Un organisme infecté par un virus fabrique des anticorps spécifiques contre ce virus afin de le combattre. Une personne présentant par exemple une hépatite, atteinte donc du virus de l’hépatite, fabriquera des anticorps contre ce virus. De la même manière, une personne contaminée par le VIH aura fabriqué au bout de quelques semaines, 2 à 3 semaines environ, des anticorps spécifiques contre ce virus. Le dosage sanguin de ces anticorps anti-VIH correspond à la sérologie VIH: ce dosage sera positif si la personne a été contaminée. Elle sera ainsi séropositive vis-à-vis du VIH. La présence des anticorps est négative pendant les 2 à 3 premières semaines suivant l’infection par le virus. Les anticorps contre le virus seront fabriqués au bout de 2 à 3 semaines. Le test sérologique peut ainsi être négatif s’il est réalisé très peu de temps après l’infection, à moins que la personne ait déjà été infectée auparavant.
Si la première sérologie est positive, il faut reconfirmer le résultat en effectuant un second test. Un test du VIH négatif 3 mois après l’exposition au virus peut être considéré comme négatif.
Lorsque la séropositivité est confirmée, une équipe spécialisée prend immédiatement en charge le patient. 

Parallèlement à l’évolution de l’infection, un certain nombre de paramètres varie : la quantité de CD4 (correspondant au nombre de lymphocytes)  diminue donc pendant  la phase asymptomatique), la quantité d’ARN viral (correspondant au nombre de virus), et les anticorps anti-VIH augmentent. Ces derniers montrent la réaction du système immunitaire face à l’infection par le VIH. Ils apparaissent lors de la primo-infection (qui dure de 3 à 8 semaines).

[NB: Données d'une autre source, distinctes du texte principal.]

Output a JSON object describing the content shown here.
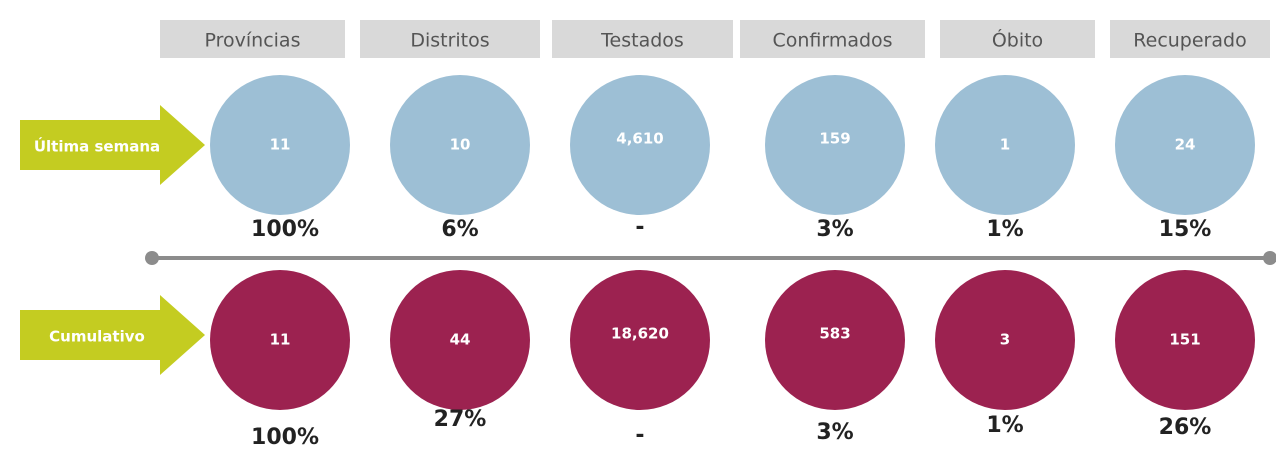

Chez les adultes, cette apparition d’anticorps anti-VIH est utilisée pour diagnostiquer une infection par le virus du Sida. On recherche ainsi leur présence, par deux tests de dépistage ELISA (fixation des anticorps), puis par un test de confirmation par Western blot (séparation de protéines sur gel). En cas de résultat positif, on dit que l’individu est séropositif : il possède des anticorps anti-VIH dans son sérum.

Chez le nouveau-né, on réalise un diagnostic direct : coculture de cellules sanguines prélevées chez l’enfant avec des lymphocytes, puis détection de l’ARN viral par PCR. En effet, les anticorps franchissant la barrière hémato-placentaire, une séropositivité à la naissance n’est que le reflet de celle de la mère du nouveau-né…

Un patient séropositif est suivi, pour observer l’évolution de la maladie. Pour cela, on recherche l’ARN viral dans le plasma et on le quantifie. Ceci donne la quantité de virus présent, ou charge virale.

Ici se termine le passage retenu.